When it came down to the question of doing a video wall versus a large format, we decided that we should really take a look at 4K content because this is an opportunity to bring something that is new and unique to the market.

We had the location, the venue, the footprint, the relationship, and the intelligence in house—the people who really know how to do this. And so all those factors came together, and we decided to build the 4K network.

Do you feel that you're ahead of the curve on 4K and digital signage?

Yes and no. If I didn't know about a single 4K screen, it really is just a 2x2 video wall solution. So in terms of that property it is relatively the same. The difference is that you take into consideration pixel perfect on a 2x2 where you get 4K, or do you go with a straight 4K screen. In that respect we're leveraging some of the existing technology that's out there today.

However, what are you going to display on that 4K screen to really drive attraction to it? We feel like there is opportunity for growth in content providers, and we fell we have a good hold on it and how we want to speak to our audience and make sure the media side of it is effective and communicating the right thing to the right audience.

We're trying to use 4K to drive a different digital signage experience. The way we've sold this product to our partners is as more of a digital wallpaper. Digital signage is about the customer experience—what they're seeing, what they're feeling, what they're emotions are—is what digital signage needs to entail. Our launch of this 4K network really was to help our airline partners drive a different experience in their lounge. We wanted content that was rich and engaging and showed things that were more artistic. While you can do these things on standard HD screens, it just looks so much better on 4K.

We're not trying to use high-motion video or high refresh rates for video, just because content for 4K video is still maturing. What we're using 4K for is really just an incredibly high-definition picture. If you think about it in those terms, your iPhone camera can take 4K pictures on it. It takes ultra-high-definition pictures, you just don't have a high enough pixel density to show it. The technology to do these things does exist today to capture it—video is just a lot more complicated. Eight megapixel photos are more pixels than you will ever need.

What does content creation look like for 4K?

In terms of the technology it's not that much different. It does definitely take more computing power, and you may have to think about what you're working with to really build that foundation for it. But there are definitely two different parts to it. For video, if you do want to capture 4K video that does obviously require a 4K camera. In terms of once you actually have the content, processing it is not that much of a different workload. The tools that you would use today for digital signage apply to the same realm of 4K content. What previously was a 1920x1080 canvas is now just four times that, so now you're dealing with 3840x2160.

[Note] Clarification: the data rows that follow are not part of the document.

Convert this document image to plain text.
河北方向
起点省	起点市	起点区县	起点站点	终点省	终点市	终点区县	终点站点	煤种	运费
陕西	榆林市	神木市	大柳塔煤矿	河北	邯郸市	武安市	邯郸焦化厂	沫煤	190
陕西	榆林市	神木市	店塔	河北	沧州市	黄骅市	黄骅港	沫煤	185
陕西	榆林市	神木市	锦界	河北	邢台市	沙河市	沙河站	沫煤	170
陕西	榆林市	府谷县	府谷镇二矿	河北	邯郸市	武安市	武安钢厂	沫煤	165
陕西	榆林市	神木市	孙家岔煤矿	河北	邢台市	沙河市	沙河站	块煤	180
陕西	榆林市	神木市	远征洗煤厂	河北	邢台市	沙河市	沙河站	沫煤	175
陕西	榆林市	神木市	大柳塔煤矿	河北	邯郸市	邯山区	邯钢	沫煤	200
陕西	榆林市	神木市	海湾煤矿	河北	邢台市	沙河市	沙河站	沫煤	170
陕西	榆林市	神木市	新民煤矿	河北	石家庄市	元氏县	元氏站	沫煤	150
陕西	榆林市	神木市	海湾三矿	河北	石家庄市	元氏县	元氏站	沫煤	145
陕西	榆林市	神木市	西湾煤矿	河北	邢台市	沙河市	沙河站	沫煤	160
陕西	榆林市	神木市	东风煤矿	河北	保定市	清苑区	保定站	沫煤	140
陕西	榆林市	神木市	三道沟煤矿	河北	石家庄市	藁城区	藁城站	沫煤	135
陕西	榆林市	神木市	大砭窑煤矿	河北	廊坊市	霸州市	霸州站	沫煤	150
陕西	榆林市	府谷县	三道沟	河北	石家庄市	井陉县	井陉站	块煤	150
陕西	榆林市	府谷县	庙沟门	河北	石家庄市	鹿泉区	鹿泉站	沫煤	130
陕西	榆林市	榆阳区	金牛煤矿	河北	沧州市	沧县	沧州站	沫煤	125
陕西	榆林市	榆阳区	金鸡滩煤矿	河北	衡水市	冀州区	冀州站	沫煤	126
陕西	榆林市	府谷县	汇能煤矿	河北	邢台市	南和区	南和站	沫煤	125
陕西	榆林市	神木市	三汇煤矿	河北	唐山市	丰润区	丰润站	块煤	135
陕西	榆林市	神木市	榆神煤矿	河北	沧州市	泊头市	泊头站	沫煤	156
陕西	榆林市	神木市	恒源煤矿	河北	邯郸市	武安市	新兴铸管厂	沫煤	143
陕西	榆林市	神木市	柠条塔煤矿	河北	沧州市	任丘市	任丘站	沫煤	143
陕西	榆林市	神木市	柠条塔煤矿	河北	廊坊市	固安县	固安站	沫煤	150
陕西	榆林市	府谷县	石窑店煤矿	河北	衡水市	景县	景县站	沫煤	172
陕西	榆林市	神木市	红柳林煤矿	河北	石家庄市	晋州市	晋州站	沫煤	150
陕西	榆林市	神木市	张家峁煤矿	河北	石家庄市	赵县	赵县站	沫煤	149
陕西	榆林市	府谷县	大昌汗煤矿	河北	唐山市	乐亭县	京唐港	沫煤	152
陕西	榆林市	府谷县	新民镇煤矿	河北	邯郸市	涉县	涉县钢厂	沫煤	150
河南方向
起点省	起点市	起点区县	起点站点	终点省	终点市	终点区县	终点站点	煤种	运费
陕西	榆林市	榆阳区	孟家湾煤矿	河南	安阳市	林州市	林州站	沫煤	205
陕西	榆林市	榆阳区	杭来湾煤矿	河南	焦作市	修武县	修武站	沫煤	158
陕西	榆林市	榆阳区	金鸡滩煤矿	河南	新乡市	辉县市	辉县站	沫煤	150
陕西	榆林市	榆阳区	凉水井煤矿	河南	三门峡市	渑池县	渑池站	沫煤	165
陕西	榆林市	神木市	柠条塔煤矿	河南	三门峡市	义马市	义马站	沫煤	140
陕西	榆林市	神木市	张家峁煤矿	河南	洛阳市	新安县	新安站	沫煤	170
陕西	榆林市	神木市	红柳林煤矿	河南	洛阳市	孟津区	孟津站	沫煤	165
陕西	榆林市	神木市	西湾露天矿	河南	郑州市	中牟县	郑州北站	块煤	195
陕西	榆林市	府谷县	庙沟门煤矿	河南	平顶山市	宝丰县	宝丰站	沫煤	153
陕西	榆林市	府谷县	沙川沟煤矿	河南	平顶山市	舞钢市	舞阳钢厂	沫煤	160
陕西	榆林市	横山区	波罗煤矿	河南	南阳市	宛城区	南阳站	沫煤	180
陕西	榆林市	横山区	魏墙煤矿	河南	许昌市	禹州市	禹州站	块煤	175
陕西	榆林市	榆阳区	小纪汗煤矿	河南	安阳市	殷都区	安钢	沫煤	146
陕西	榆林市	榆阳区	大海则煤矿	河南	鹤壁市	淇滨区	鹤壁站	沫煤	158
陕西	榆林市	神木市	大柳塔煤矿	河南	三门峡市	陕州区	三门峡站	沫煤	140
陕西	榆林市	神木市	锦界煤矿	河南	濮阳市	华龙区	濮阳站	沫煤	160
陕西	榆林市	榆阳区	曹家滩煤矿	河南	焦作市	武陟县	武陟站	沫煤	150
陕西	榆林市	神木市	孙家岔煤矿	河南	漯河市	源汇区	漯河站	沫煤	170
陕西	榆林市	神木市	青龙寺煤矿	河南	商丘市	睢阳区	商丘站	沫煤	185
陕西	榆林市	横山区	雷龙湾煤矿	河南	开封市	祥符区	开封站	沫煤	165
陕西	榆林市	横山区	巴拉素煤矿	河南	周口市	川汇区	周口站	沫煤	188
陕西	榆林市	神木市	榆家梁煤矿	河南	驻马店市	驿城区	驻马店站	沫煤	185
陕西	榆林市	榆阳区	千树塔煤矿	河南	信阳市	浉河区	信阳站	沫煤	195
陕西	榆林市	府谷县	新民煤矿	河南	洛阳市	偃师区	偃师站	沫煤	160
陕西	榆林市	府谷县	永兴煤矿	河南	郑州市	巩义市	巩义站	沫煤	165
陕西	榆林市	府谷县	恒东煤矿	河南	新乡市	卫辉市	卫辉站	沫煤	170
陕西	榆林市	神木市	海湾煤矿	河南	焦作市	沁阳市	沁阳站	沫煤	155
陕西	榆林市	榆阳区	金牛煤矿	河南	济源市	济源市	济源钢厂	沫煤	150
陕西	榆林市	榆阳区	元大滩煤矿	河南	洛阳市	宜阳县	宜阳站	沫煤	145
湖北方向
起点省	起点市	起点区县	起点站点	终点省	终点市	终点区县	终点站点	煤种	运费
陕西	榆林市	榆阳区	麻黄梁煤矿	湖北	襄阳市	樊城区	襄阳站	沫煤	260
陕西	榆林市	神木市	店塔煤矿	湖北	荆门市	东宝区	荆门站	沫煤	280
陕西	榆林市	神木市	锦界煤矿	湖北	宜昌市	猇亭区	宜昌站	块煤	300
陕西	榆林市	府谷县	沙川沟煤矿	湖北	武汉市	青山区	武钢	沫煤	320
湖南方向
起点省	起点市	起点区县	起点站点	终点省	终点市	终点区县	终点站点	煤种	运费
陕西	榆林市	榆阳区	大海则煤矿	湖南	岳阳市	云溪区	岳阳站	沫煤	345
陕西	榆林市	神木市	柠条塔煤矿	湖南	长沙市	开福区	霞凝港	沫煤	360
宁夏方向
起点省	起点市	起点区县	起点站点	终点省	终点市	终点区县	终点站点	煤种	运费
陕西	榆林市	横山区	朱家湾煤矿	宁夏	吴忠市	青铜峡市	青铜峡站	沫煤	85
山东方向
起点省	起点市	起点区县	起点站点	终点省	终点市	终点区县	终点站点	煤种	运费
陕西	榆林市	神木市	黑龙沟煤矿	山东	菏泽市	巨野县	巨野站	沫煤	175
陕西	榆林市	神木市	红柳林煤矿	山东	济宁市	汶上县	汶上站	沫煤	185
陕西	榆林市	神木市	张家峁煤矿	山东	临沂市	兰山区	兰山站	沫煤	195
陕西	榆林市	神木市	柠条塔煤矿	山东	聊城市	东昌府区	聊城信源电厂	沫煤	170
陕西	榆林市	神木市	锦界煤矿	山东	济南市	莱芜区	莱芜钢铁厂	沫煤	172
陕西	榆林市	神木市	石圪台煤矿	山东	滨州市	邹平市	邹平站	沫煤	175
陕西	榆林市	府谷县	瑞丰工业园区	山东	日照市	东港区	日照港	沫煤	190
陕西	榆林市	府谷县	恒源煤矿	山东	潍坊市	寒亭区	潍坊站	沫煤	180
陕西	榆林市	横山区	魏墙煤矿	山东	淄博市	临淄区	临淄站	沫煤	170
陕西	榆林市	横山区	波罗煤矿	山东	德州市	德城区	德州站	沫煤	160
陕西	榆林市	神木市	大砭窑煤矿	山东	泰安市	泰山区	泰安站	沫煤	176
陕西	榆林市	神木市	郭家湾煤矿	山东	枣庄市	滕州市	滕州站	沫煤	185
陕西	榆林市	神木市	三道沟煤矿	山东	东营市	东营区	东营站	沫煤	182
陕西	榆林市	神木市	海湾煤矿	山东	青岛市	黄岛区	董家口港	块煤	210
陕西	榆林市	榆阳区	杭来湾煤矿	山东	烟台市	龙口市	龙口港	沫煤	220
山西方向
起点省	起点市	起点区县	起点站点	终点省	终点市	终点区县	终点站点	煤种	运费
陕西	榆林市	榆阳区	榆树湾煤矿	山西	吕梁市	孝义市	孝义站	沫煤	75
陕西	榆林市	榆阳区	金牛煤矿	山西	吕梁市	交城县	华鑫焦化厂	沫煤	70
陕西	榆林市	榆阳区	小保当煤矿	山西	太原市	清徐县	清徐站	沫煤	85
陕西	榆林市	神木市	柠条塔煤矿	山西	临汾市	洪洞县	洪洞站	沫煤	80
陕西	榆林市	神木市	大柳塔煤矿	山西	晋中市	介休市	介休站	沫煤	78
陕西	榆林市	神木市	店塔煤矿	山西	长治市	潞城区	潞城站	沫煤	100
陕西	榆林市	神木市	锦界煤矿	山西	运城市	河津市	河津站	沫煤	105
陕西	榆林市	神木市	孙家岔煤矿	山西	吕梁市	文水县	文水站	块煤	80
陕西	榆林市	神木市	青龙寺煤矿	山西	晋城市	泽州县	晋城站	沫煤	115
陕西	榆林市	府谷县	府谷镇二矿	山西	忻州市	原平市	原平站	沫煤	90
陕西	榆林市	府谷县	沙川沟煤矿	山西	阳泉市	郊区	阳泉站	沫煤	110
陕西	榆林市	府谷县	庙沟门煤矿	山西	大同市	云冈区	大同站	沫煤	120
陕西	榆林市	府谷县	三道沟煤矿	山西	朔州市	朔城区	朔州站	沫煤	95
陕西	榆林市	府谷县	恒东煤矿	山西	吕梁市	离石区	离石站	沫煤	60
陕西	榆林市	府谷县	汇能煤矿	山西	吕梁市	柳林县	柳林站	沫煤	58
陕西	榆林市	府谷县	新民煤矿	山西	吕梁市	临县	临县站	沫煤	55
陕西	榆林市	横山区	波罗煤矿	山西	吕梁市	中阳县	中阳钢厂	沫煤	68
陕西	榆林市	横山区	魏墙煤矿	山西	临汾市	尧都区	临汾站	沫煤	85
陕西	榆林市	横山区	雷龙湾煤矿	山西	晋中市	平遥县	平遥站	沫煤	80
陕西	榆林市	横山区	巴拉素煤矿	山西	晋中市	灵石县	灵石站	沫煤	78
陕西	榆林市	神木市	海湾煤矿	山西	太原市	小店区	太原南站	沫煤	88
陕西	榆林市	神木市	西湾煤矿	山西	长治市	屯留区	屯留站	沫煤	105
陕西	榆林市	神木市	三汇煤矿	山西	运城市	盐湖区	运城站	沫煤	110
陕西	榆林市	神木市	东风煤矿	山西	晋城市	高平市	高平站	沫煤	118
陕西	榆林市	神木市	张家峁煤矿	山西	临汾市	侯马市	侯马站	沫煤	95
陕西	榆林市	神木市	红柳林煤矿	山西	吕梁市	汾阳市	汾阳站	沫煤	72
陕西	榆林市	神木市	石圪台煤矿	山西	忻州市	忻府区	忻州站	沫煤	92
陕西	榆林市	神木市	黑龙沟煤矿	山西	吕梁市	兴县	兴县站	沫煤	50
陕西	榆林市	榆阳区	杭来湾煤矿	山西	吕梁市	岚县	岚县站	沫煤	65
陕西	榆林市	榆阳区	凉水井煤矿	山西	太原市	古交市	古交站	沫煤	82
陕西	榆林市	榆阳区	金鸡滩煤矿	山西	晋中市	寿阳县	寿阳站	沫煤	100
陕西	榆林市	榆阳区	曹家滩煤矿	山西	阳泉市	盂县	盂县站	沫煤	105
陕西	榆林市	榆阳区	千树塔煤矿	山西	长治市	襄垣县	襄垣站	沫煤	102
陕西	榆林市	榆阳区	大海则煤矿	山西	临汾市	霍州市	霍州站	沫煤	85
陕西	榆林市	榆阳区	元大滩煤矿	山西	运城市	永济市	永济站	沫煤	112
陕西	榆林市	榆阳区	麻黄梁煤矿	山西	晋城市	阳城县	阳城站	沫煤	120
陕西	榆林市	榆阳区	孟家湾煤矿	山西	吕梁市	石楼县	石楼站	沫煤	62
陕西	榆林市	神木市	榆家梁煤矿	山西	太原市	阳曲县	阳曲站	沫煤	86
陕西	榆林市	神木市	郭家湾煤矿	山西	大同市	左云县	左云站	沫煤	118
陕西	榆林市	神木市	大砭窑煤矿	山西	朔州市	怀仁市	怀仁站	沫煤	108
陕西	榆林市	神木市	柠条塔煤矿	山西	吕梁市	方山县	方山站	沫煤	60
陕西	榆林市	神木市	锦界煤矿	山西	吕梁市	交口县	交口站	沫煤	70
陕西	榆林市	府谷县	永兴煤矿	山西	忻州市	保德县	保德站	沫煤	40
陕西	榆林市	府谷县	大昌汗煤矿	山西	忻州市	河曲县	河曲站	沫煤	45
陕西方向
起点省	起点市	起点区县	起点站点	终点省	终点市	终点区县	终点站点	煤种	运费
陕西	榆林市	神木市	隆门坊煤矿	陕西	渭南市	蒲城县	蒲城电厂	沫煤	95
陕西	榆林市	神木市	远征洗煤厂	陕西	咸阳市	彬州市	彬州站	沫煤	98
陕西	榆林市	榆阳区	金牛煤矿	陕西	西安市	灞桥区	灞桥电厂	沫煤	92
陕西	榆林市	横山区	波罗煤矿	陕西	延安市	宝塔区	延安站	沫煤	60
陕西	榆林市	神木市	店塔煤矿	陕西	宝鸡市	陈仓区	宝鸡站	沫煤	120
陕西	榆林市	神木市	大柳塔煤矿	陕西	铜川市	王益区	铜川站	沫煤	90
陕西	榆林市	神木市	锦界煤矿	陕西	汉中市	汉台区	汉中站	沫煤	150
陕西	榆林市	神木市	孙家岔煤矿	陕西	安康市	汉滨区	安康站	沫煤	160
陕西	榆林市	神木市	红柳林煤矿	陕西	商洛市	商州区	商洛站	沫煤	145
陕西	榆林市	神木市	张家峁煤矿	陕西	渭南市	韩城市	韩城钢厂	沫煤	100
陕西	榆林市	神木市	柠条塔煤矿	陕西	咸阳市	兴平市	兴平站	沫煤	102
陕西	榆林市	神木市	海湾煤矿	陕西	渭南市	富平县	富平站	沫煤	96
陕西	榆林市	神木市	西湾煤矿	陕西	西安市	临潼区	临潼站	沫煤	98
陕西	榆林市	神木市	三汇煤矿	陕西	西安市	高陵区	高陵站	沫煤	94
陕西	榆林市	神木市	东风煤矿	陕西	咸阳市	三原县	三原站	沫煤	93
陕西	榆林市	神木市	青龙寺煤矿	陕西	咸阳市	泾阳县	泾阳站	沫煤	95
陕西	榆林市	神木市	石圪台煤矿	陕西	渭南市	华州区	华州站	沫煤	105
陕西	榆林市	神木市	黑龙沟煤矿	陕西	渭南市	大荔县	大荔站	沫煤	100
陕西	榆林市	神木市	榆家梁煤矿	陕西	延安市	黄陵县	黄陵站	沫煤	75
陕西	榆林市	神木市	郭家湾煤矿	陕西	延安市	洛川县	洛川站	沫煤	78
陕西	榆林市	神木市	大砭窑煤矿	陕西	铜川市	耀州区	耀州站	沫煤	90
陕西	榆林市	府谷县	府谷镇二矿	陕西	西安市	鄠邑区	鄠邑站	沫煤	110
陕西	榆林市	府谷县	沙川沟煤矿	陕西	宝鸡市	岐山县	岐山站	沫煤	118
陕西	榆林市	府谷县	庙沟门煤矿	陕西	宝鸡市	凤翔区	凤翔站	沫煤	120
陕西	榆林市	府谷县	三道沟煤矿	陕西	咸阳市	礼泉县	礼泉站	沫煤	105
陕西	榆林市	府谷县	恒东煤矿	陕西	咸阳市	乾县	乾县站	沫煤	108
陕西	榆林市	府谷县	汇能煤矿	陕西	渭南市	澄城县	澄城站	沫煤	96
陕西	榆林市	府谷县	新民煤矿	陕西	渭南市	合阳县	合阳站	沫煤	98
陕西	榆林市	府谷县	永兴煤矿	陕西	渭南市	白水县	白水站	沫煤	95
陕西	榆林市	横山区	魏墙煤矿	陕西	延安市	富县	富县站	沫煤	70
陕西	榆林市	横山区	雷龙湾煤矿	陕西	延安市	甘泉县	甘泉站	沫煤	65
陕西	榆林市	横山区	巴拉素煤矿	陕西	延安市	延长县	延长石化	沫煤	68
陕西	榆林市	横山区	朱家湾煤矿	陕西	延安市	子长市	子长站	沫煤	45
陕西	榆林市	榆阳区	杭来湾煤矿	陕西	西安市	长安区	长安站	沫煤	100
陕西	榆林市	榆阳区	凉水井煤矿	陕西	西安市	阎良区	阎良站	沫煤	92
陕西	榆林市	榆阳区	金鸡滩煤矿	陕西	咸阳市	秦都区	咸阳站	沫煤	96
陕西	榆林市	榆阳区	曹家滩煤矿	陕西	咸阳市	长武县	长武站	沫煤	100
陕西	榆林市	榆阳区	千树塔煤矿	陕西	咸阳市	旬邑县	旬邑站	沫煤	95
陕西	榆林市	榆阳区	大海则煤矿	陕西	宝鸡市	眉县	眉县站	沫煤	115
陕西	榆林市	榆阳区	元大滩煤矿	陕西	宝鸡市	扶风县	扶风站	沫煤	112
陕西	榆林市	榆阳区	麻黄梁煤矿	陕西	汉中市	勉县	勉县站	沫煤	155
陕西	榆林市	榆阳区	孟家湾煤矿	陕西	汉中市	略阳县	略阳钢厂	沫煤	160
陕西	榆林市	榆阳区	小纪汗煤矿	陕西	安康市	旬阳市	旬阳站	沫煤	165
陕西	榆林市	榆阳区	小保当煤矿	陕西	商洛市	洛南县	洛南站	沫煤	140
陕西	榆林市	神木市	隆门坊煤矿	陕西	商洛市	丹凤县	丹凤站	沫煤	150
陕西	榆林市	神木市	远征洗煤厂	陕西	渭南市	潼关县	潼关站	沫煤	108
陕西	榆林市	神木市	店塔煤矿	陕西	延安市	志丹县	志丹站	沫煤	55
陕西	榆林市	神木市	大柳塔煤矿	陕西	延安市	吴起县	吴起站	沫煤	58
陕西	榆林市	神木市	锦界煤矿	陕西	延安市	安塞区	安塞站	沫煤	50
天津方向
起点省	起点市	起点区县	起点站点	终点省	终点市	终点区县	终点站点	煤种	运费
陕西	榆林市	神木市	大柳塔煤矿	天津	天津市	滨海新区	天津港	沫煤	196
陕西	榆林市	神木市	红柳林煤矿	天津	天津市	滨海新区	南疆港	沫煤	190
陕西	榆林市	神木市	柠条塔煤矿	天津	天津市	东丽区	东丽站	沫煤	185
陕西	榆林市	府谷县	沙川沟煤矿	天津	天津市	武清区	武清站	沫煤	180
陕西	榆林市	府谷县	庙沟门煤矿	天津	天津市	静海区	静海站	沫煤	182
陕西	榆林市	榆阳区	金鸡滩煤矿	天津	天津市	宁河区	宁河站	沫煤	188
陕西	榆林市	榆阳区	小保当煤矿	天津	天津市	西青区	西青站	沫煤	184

So there hasn't been much of a learning curve for the people making this jump on the content side?

There are some computational powers and some additional computational overhead to process it and store it and do things with it, but in the process of workflow of creating the content, they aren't having to re-learn their industry. They are using the same programs that they were previously.

Is 4K something to be feared or embraced?

I don't know if everyone really understands what 4K is. They hear a word like 4K, and they hear words like large bandwidth and all these different changes. Yes, it is large bandwidth, but if you take a step back and look at the overall picture of what 4K is, it's not that dramatically different. It's sort of like a garden hose, for lack of a better term. In your normal video world, you look at a garden hose, and there's a certain amount of water that's able to go through it. Imagine that water is what your video content is. So for 4K, the amount of data content coming through is just four times as much.